From that testimony it is perfectly clear that the defendant was fully aware of the defects and deficiencies in the premises. Those defects and deficiencies were the very reason he was willing and able to negotiate lower payments.

It requires no authority to sustain the proposition that a person who takes possession of premises with known defects, intends to repair those defects, bargains for reduced monthly payments and characterizes the transaction as a "deal" which he "grabbed," neither deserves nor needs the protection of an implied warranty of habitability.

The fact of the matter, apparent from the record, is that the defendant encountered difficulties with his continued, anticipated repairs when the housing code violations pending against the plaintiffs came to light. That situation might give rise to other remedies, but they are not asserted here.

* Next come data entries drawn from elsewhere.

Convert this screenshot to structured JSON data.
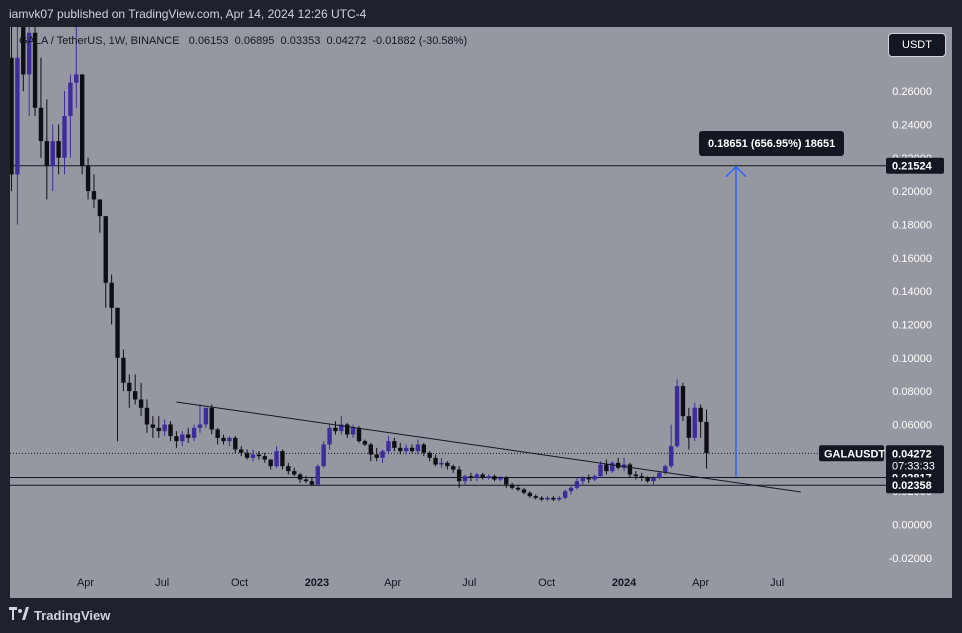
{
  "header": {
    "publisher": "iamvk07 published on TradingView.com, Apr 14, 2024 12:26 UTC-4"
  },
  "legend": {
    "symbol": "GALA / TetherUS, 1W, BINANCE",
    "open": "0.06153",
    "high": "0.06895",
    "low": "0.03353",
    "close": "0.04272",
    "change": "-0.01882 (-30.58%)"
  },
  "currency_button": "USDT",
  "measure_label": "0.18651 (656.95%) 18651",
  "price_tags": [
    {
      "value": "0.21524",
      "style": "dark"
    },
    {
      "value": "0.02817",
      "style": "dark"
    },
    {
      "value": "0.02358",
      "style": "dark"
    }
  ],
  "current_price": {
    "symbol": "GALAUSDT",
    "value": "0.04272",
    "countdown": "07:33:33"
  },
  "footer": {
    "brand": "TradingView"
  },
  "colors": {
    "background": "#9598a1",
    "bull": "#3d2c9e",
    "bear": "#0e0f14",
    "measure": "#2962ff"
  },
  "chart_data": {
    "type": "candlestick",
    "symbol": "GALAUSDT",
    "interval": "1W",
    "y_axis_ticks": [
      "0.26000",
      "0.24000",
      "0.22000",
      "0.20000",
      "0.18000",
      "0.16000",
      "0.14000",
      "0.12000",
      "0.10000",
      "0.08000",
      "0.06000",
      "0.04000",
      "0.02000",
      "0.00000",
      "-0.02000"
    ],
    "x_axis_ticks": [
      "Apr",
      "Jul",
      "Oct",
      "2023",
      "Apr",
      "Jul",
      "Oct",
      "2024",
      "Apr",
      "Jul"
    ],
    "ylim": [
      -0.03,
      0.285
    ],
    "grid": false,
    "horizontal_levels": [
      0.21524,
      0.02817,
      0.02358
    ],
    "trendline": {
      "from": [
        "2022-07-18",
        0.0735
      ],
      "to": [
        "2024-07-29",
        0.0195
      ]
    },
    "measure": {
      "from": [
        "2024-05-13",
        0.0287
      ],
      "to": [
        "2024-05-13",
        0.2152
      ],
      "label": "0.18651 (656.95%) 18651"
    },
    "candles": [
      {
        "date": "2022-01-03",
        "open": 0.28,
        "high": 0.34,
        "low": 0.2,
        "close": 0.21
      },
      {
        "date": "2022-01-10",
        "open": 0.21,
        "high": 0.3,
        "low": 0.18,
        "close": 0.28
      },
      {
        "date": "2022-01-17",
        "open": 0.31,
        "high": 0.35,
        "low": 0.26,
        "close": 0.27
      },
      {
        "date": "2022-01-24",
        "open": 0.27,
        "high": 0.3,
        "low": 0.245,
        "close": 0.295
      },
      {
        "date": "2022-01-31",
        "open": 0.295,
        "high": 0.32,
        "low": 0.245,
        "close": 0.25
      },
      {
        "date": "2022-02-07",
        "open": 0.25,
        "high": 0.28,
        "low": 0.22,
        "close": 0.23
      },
      {
        "date": "2022-02-14",
        "open": 0.23,
        "high": 0.255,
        "low": 0.195,
        "close": 0.215
      },
      {
        "date": "2022-02-21",
        "open": 0.215,
        "high": 0.24,
        "low": 0.2,
        "close": 0.23
      },
      {
        "date": "2022-02-28",
        "open": 0.23,
        "high": 0.24,
        "low": 0.21,
        "close": 0.22
      },
      {
        "date": "2022-03-07",
        "open": 0.22,
        "high": 0.26,
        "low": 0.21,
        "close": 0.245
      },
      {
        "date": "2022-03-14",
        "open": 0.245,
        "high": 0.27,
        "low": 0.22,
        "close": 0.265
      },
      {
        "date": "2022-03-21",
        "open": 0.265,
        "high": 0.3,
        "low": 0.25,
        "close": 0.27
      },
      {
        "date": "2022-03-28",
        "open": 0.27,
        "high": 0.27,
        "low": 0.21,
        "close": 0.215
      },
      {
        "date": "2022-04-04",
        "open": 0.215,
        "high": 0.22,
        "low": 0.195,
        "close": 0.2
      },
      {
        "date": "2022-04-11",
        "open": 0.2,
        "high": 0.21,
        "low": 0.19,
        "close": 0.195
      },
      {
        "date": "2022-04-18",
        "open": 0.195,
        "high": 0.195,
        "low": 0.175,
        "close": 0.185
      },
      {
        "date": "2022-04-25",
        "open": 0.185,
        "high": 0.185,
        "low": 0.13,
        "close": 0.145
      },
      {
        "date": "2022-05-02",
        "open": 0.145,
        "high": 0.15,
        "low": 0.12,
        "close": 0.13
      },
      {
        "date": "2022-05-09",
        "open": 0.13,
        "high": 0.13,
        "low": 0.05,
        "close": 0.1
      },
      {
        "date": "2022-05-16",
        "open": 0.1,
        "high": 0.105,
        "low": 0.08,
        "close": 0.085
      },
      {
        "date": "2022-05-23",
        "open": 0.085,
        "high": 0.09,
        "low": 0.07,
        "close": 0.08
      },
      {
        "date": "2022-05-30",
        "open": 0.08,
        "high": 0.09,
        "low": 0.072,
        "close": 0.075
      },
      {
        "date": "2022-06-06",
        "open": 0.075,
        "high": 0.085,
        "low": 0.065,
        "close": 0.07
      },
      {
        "date": "2022-06-13",
        "open": 0.07,
        "high": 0.075,
        "low": 0.055,
        "close": 0.06
      },
      {
        "date": "2022-06-20",
        "open": 0.06,
        "high": 0.065,
        "low": 0.052,
        "close": 0.058
      },
      {
        "date": "2022-06-27",
        "open": 0.058,
        "high": 0.065,
        "low": 0.052,
        "close": 0.056
      },
      {
        "date": "2022-07-04",
        "open": 0.056,
        "high": 0.063,
        "low": 0.053,
        "close": 0.06
      },
      {
        "date": "2022-07-11",
        "open": 0.06,
        "high": 0.062,
        "low": 0.05,
        "close": 0.053
      },
      {
        "date": "2022-07-18",
        "open": 0.053,
        "high": 0.056,
        "low": 0.046,
        "close": 0.05
      },
      {
        "date": "2022-07-25",
        "open": 0.05,
        "high": 0.056,
        "low": 0.047,
        "close": 0.054
      },
      {
        "date": "2022-08-01",
        "open": 0.054,
        "high": 0.058,
        "low": 0.049,
        "close": 0.052
      },
      {
        "date": "2022-08-08",
        "open": 0.052,
        "high": 0.06,
        "low": 0.05,
        "close": 0.058
      },
      {
        "date": "2022-08-15",
        "open": 0.058,
        "high": 0.072,
        "low": 0.055,
        "close": 0.06
      },
      {
        "date": "2022-08-22",
        "open": 0.06,
        "high": 0.07,
        "low": 0.058,
        "close": 0.07
      },
      {
        "date": "2022-08-29",
        "open": 0.07,
        "high": 0.072,
        "low": 0.054,
        "close": 0.057
      },
      {
        "date": "2022-09-05",
        "open": 0.057,
        "high": 0.058,
        "low": 0.048,
        "close": 0.052
      },
      {
        "date": "2022-09-12",
        "open": 0.052,
        "high": 0.054,
        "low": 0.048,
        "close": 0.05
      },
      {
        "date": "2022-09-19",
        "open": 0.05,
        "high": 0.053,
        "low": 0.047,
        "close": 0.052
      },
      {
        "date": "2022-09-26",
        "open": 0.052,
        "high": 0.053,
        "low": 0.043,
        "close": 0.045
      },
      {
        "date": "2022-10-03",
        "open": 0.045,
        "high": 0.047,
        "low": 0.041,
        "close": 0.043
      },
      {
        "date": "2022-10-10",
        "open": 0.043,
        "high": 0.045,
        "low": 0.039,
        "close": 0.04
      },
      {
        "date": "2022-10-17",
        "open": 0.04,
        "high": 0.045,
        "low": 0.038,
        "close": 0.042
      },
      {
        "date": "2022-10-24",
        "open": 0.042,
        "high": 0.044,
        "low": 0.039,
        "close": 0.041
      },
      {
        "date": "2022-10-31",
        "open": 0.041,
        "high": 0.043,
        "low": 0.037,
        "close": 0.039
      },
      {
        "date": "2022-11-07",
        "open": 0.039,
        "high": 0.039,
        "low": 0.033,
        "close": 0.035
      },
      {
        "date": "2022-11-14",
        "open": 0.035,
        "high": 0.047,
        "low": 0.034,
        "close": 0.044
      },
      {
        "date": "2022-11-21",
        "open": 0.044,
        "high": 0.045,
        "low": 0.033,
        "close": 0.035
      },
      {
        "date": "2022-11-28",
        "open": 0.035,
        "high": 0.037,
        "low": 0.03,
        "close": 0.032
      },
      {
        "date": "2022-12-05",
        "open": 0.032,
        "high": 0.034,
        "low": 0.029,
        "close": 0.03
      },
      {
        "date": "2022-12-12",
        "open": 0.03,
        "high": 0.031,
        "low": 0.025,
        "close": 0.027
      },
      {
        "date": "2022-12-19",
        "open": 0.027,
        "high": 0.029,
        "low": 0.025,
        "close": 0.026
      },
      {
        "date": "2022-12-26",
        "open": 0.026,
        "high": 0.028,
        "low": 0.023,
        "close": 0.024
      },
      {
        "date": "2023-01-02",
        "open": 0.024,
        "high": 0.036,
        "low": 0.023,
        "close": 0.035
      },
      {
        "date": "2023-01-09",
        "open": 0.035,
        "high": 0.05,
        "low": 0.034,
        "close": 0.048
      },
      {
        "date": "2023-01-16",
        "open": 0.048,
        "high": 0.06,
        "low": 0.045,
        "close": 0.058
      },
      {
        "date": "2023-01-23",
        "open": 0.058,
        "high": 0.062,
        "low": 0.054,
        "close": 0.056
      },
      {
        "date": "2023-01-30",
        "open": 0.056,
        "high": 0.065,
        "low": 0.054,
        "close": 0.06
      },
      {
        "date": "2023-02-06",
        "open": 0.06,
        "high": 0.061,
        "low": 0.052,
        "close": 0.054
      },
      {
        "date": "2023-02-13",
        "open": 0.054,
        "high": 0.06,
        "low": 0.052,
        "close": 0.058
      },
      {
        "date": "2023-02-20",
        "open": 0.058,
        "high": 0.059,
        "low": 0.049,
        "close": 0.05
      },
      {
        "date": "2023-02-27",
        "open": 0.05,
        "high": 0.051,
        "low": 0.047,
        "close": 0.048
      },
      {
        "date": "2023-03-06",
        "open": 0.048,
        "high": 0.049,
        "low": 0.038,
        "close": 0.042
      },
      {
        "date": "2023-03-13",
        "open": 0.042,
        "high": 0.046,
        "low": 0.038,
        "close": 0.04
      },
      {
        "date": "2023-03-20",
        "open": 0.04,
        "high": 0.045,
        "low": 0.037,
        "close": 0.044
      },
      {
        "date": "2023-03-27",
        "open": 0.044,
        "high": 0.053,
        "low": 0.042,
        "close": 0.05
      },
      {
        "date": "2023-04-03",
        "open": 0.05,
        "high": 0.052,
        "low": 0.044,
        "close": 0.046
      },
      {
        "date": "2023-04-10",
        "open": 0.046,
        "high": 0.049,
        "low": 0.042,
        "close": 0.044
      },
      {
        "date": "2023-04-17",
        "open": 0.044,
        "high": 0.048,
        "low": 0.042,
        "close": 0.046
      },
      {
        "date": "2023-04-24",
        "open": 0.046,
        "high": 0.048,
        "low": 0.043,
        "close": 0.044
      },
      {
        "date": "2023-05-01",
        "open": 0.044,
        "high": 0.051,
        "low": 0.042,
        "close": 0.048
      },
      {
        "date": "2023-05-08",
        "open": 0.048,
        "high": 0.049,
        "low": 0.041,
        "close": 0.043
      },
      {
        "date": "2023-05-15",
        "open": 0.043,
        "high": 0.044,
        "low": 0.038,
        "close": 0.04
      },
      {
        "date": "2023-05-22",
        "open": 0.04,
        "high": 0.042,
        "low": 0.035,
        "close": 0.036
      },
      {
        "date": "2023-05-29",
        "open": 0.036,
        "high": 0.04,
        "low": 0.034,
        "close": 0.037
      },
      {
        "date": "2023-06-05",
        "open": 0.037,
        "high": 0.038,
        "low": 0.033,
        "close": 0.035
      },
      {
        "date": "2023-06-12",
        "open": 0.035,
        "high": 0.036,
        "low": 0.031,
        "close": 0.033
      },
      {
        "date": "2023-06-19",
        "open": 0.033,
        "high": 0.035,
        "low": 0.022,
        "close": 0.026
      },
      {
        "date": "2023-06-26",
        "open": 0.026,
        "high": 0.03,
        "low": 0.024,
        "close": 0.029
      },
      {
        "date": "2023-07-03",
        "open": 0.029,
        "high": 0.031,
        "low": 0.026,
        "close": 0.028
      },
      {
        "date": "2023-07-10",
        "open": 0.028,
        "high": 0.031,
        "low": 0.026,
        "close": 0.03
      },
      {
        "date": "2023-07-17",
        "open": 0.03,
        "high": 0.031,
        "low": 0.027,
        "close": 0.028
      },
      {
        "date": "2023-07-24",
        "open": 0.028,
        "high": 0.03,
        "low": 0.027,
        "close": 0.029
      },
      {
        "date": "2023-07-31",
        "open": 0.029,
        "high": 0.03,
        "low": 0.026,
        "close": 0.027
      },
      {
        "date": "2023-08-07",
        "open": 0.027,
        "high": 0.029,
        "low": 0.026,
        "close": 0.028
      },
      {
        "date": "2023-08-14",
        "open": 0.028,
        "high": 0.029,
        "low": 0.022,
        "close": 0.024
      },
      {
        "date": "2023-08-21",
        "open": 0.024,
        "high": 0.025,
        "low": 0.021,
        "close": 0.022
      },
      {
        "date": "2023-08-28",
        "open": 0.022,
        "high": 0.024,
        "low": 0.02,
        "close": 0.021
      },
      {
        "date": "2023-09-04",
        "open": 0.021,
        "high": 0.022,
        "low": 0.018,
        "close": 0.019
      },
      {
        "date": "2023-09-11",
        "open": 0.019,
        "high": 0.02,
        "low": 0.016,
        "close": 0.017
      },
      {
        "date": "2023-09-18",
        "open": 0.017,
        "high": 0.018,
        "low": 0.015,
        "close": 0.016
      },
      {
        "date": "2023-09-25",
        "open": 0.016,
        "high": 0.017,
        "low": 0.014,
        "close": 0.015
      },
      {
        "date": "2023-10-02",
        "open": 0.015,
        "high": 0.017,
        "low": 0.014,
        "close": 0.016
      },
      {
        "date": "2023-10-09",
        "open": 0.016,
        "high": 0.017,
        "low": 0.014,
        "close": 0.015
      },
      {
        "date": "2023-10-16",
        "open": 0.015,
        "high": 0.017,
        "low": 0.014,
        "close": 0.016
      },
      {
        "date": "2023-10-23",
        "open": 0.016,
        "high": 0.021,
        "low": 0.015,
        "close": 0.02
      },
      {
        "date": "2023-10-30",
        "open": 0.02,
        "high": 0.024,
        "low": 0.018,
        "close": 0.022
      },
      {
        "date": "2023-11-06",
        "open": 0.022,
        "high": 0.028,
        "low": 0.021,
        "close": 0.026
      },
      {
        "date": "2023-11-13",
        "open": 0.026,
        "high": 0.029,
        "low": 0.024,
        "close": 0.028
      },
      {
        "date": "2023-11-20",
        "open": 0.028,
        "high": 0.03,
        "low": 0.025,
        "close": 0.027
      },
      {
        "date": "2023-11-27",
        "open": 0.027,
        "high": 0.03,
        "low": 0.026,
        "close": 0.029
      },
      {
        "date": "2023-12-04",
        "open": 0.029,
        "high": 0.038,
        "low": 0.028,
        "close": 0.036
      },
      {
        "date": "2023-12-11",
        "open": 0.036,
        "high": 0.039,
        "low": 0.03,
        "close": 0.032
      },
      {
        "date": "2023-12-18",
        "open": 0.032,
        "high": 0.038,
        "low": 0.031,
        "close": 0.037
      },
      {
        "date": "2023-12-25",
        "open": 0.037,
        "high": 0.04,
        "low": 0.033,
        "close": 0.034
      },
      {
        "date": "2024-01-01",
        "open": 0.034,
        "high": 0.04,
        "low": 0.032,
        "close": 0.036
      },
      {
        "date": "2024-01-08",
        "open": 0.036,
        "high": 0.037,
        "low": 0.028,
        "close": 0.03
      },
      {
        "date": "2024-01-15",
        "open": 0.03,
        "high": 0.032,
        "low": 0.027,
        "close": 0.029
      },
      {
        "date": "2024-01-22",
        "open": 0.029,
        "high": 0.031,
        "low": 0.026,
        "close": 0.028
      },
      {
        "date": "2024-01-29",
        "open": 0.028,
        "high": 0.029,
        "low": 0.025,
        "close": 0.026
      },
      {
        "date": "2024-02-05",
        "open": 0.026,
        "high": 0.029,
        "low": 0.024,
        "close": 0.028
      },
      {
        "date": "2024-02-12",
        "open": 0.028,
        "high": 0.032,
        "low": 0.027,
        "close": 0.031
      },
      {
        "date": "2024-02-19",
        "open": 0.031,
        "high": 0.036,
        "low": 0.03,
        "close": 0.035
      },
      {
        "date": "2024-02-26",
        "open": 0.035,
        "high": 0.06,
        "low": 0.034,
        "close": 0.047
      },
      {
        "date": "2024-03-04",
        "open": 0.047,
        "high": 0.087,
        "low": 0.046,
        "close": 0.083
      },
      {
        "date": "2024-03-11",
        "open": 0.083,
        "high": 0.085,
        "low": 0.062,
        "close": 0.065
      },
      {
        "date": "2024-03-18",
        "open": 0.065,
        "high": 0.07,
        "low": 0.045,
        "close": 0.052
      },
      {
        "date": "2024-03-25",
        "open": 0.052,
        "high": 0.073,
        "low": 0.05,
        "close": 0.07
      },
      {
        "date": "2024-04-01",
        "open": 0.07,
        "high": 0.072,
        "low": 0.052,
        "close": 0.0615
      },
      {
        "date": "2024-04-08",
        "open": 0.0615,
        "high": 0.069,
        "low": 0.0335,
        "close": 0.0427
      }
    ]
  }
}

But apart from the foregoing, and even if the defendant is to be characterized as a tenant in the strict legal sense of that word, the majority fails to recognize that the Seattle housing code was not properly before the trial court.

In his answer, affirmative defense and counterclaim, the defendant alleged violations of the provisions of the housing, building, fire, health and sanitation codes of the City of Seattle. Such shotgun pleading is a clear violation of CR 9 (i). At the time of trial, absolutely no proof of the housing code was provided, except to offer an unauthenticated, unidentified booklet entitled "Housing Code, City of Seattle." *37 The trial court, on that ground alone, correctly rejected testimony about violations of a city ordinance which had not been properly pleaded, properly authenticated or properly identified.

The trial court should be affirmed.

WRIGHT, J., concurs with BRACHTENBACH, J.

RYAN, J.[*] (concurring in the result of the dissent)

However desirable the majority's endorsement of the doctrine of implied warranty of habitability may be, this is not a proper case for its application.

I would, therefore, concur in the result of the dissent.

Petition for rehearing denied December 12, 1973.


[1] Evidence of one or two minor infractions of a housing code which do not affect habitability are inconsequential and would not entitle the tenant to a reduction in rent. Also, the tenant's defense does not depend on official inspection or official finding of violations of a city housing code. Javins v. First Nat'l Realty Corp., 428 F.2d 1071 (D.C. Cir.1970), cert. denied, 400 U.S. 925, 27 L. Ed. 2d 185, 91 S. Ct. 186 (1970); Diamond Housing Corp. v. Robinson, 257 A.2d 492 (D.C. Cir.1969).

[*] Justice Ryan is serving as a justice pro tempore of the Supreme Court pursuant to Const. art. 4, § 2(a) (amendment 38).